The news that the northern Chile was hit by an earthquake (14th of November 2007) was quite worrisome to me since we as a nation (Armenians) suffered from a devastating quake in 1988 and I could only hope that the damages are not so extensive. But it was quite a relief to learn that things were not that dramatic at all, in fact they made a good recovery.The second reason that I was quite worried was the simple fact that the town of Antofagasta where the quake felt quite strong is near to the one of the most modern astronomical facilities in the world – European Southern Observatory’sVLT(i) facility. This site holds one of the most important instruments build recently – ESO Very Large Telescope Interferometer (VLTI).
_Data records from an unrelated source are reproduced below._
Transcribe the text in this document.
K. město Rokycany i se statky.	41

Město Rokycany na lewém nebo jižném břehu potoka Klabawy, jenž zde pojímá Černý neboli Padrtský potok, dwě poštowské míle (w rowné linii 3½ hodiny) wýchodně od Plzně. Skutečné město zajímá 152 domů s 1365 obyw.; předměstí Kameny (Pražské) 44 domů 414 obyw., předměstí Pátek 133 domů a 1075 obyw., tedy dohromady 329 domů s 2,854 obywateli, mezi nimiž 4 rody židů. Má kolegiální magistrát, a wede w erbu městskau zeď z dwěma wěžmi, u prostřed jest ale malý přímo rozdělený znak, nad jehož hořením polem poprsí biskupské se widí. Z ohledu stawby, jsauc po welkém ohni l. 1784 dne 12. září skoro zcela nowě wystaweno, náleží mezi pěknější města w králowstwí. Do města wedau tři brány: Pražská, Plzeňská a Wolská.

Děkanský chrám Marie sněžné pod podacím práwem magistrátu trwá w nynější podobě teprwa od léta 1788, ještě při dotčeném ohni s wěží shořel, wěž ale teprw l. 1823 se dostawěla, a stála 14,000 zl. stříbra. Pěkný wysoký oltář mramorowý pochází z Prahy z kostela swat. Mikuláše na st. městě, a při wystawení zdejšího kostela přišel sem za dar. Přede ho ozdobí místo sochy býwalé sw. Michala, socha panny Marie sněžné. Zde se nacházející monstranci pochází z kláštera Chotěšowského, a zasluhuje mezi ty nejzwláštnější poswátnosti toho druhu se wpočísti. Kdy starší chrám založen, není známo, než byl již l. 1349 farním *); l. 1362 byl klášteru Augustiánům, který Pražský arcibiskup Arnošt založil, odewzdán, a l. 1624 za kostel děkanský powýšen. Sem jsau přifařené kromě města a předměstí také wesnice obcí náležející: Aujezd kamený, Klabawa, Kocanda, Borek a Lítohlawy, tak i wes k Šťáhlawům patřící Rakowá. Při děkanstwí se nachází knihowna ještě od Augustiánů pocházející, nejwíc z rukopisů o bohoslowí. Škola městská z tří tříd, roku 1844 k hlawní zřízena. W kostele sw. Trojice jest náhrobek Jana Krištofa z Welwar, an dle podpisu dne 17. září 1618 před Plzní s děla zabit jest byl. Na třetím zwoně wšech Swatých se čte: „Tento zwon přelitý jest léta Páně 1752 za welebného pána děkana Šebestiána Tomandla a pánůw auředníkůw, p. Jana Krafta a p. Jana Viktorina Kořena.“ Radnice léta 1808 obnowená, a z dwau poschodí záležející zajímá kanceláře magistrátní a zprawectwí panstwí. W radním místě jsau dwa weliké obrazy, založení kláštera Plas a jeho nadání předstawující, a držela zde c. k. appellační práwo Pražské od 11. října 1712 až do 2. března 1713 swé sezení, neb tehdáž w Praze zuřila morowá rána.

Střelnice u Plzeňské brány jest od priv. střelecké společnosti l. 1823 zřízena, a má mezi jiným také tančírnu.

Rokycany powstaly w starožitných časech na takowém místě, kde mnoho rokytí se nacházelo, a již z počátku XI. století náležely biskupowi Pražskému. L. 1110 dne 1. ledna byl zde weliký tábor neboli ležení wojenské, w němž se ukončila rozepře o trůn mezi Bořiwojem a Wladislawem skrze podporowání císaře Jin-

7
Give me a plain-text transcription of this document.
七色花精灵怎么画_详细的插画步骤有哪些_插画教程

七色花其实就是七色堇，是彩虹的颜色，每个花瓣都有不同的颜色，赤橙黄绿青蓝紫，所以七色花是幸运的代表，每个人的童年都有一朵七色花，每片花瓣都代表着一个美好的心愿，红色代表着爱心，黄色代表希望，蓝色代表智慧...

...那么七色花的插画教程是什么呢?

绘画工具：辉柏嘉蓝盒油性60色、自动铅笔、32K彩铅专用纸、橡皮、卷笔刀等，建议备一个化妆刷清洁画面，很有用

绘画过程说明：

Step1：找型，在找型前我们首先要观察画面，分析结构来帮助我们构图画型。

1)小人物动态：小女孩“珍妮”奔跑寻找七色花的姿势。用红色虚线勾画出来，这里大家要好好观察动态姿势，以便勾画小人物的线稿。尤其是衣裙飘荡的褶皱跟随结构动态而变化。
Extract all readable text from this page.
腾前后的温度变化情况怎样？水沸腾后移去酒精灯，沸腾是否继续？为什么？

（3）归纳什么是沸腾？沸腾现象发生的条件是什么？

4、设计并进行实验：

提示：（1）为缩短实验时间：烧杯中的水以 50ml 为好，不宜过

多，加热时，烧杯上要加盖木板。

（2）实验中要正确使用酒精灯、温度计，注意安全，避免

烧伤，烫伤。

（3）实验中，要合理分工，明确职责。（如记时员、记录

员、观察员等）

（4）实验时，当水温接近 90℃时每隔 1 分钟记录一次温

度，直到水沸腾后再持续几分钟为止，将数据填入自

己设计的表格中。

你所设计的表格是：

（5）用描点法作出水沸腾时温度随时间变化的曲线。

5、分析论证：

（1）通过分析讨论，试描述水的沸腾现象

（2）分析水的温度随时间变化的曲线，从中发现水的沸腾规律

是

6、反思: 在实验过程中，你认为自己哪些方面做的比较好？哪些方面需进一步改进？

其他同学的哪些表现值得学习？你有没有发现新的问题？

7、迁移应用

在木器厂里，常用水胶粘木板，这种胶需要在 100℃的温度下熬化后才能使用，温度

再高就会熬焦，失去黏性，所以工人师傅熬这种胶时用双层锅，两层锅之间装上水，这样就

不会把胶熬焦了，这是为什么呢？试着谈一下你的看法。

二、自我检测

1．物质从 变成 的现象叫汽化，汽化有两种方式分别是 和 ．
VLTI operation is based on very precise system of delay-lines which are aligned in order of nanometers and you can imagine how an earthquake can change that, but recently (18th of November 2007) I got a the ESO Electronic newsletter where they inform that everything is just OK at the site:
On November 14 at 12:41 LT an earthquake with magnitude 7.7 (Richter) with epicenter north of Antofagasta affected the north of Chile. In Paranal it was registered with a magnitude of 5.7, a peak ground cceleration of 0.6m/s2 and for a duration of approx 2 minutes. This has been the strongest earthquake since 1997, the first “high risk” earthquake ince the start of operation of the VLT, and the first strong earthquake since the opening of the residencia. Neither injuries to the people nor damages to the installations have been registered. After extended checkout procedures, the regular night time operations have been resumed at the sunset. All the systems have been operated without restrictions, including all four UTs with their instruments and the LGS) and the ATs with VLTI. Several other minor episodes have been registered in the following 24 hours without any impact on the normal VLT activities. News about Paranal can be found at http://www.eso.org/paranal/insnews/news.html
So it’s great! I also remembered the lecture given during the VLTI Summer School back in June 2006 where we have been told that the VLTI system is so robust that it can withstand earthquakes without any problems. It’s good to hear that it’s true!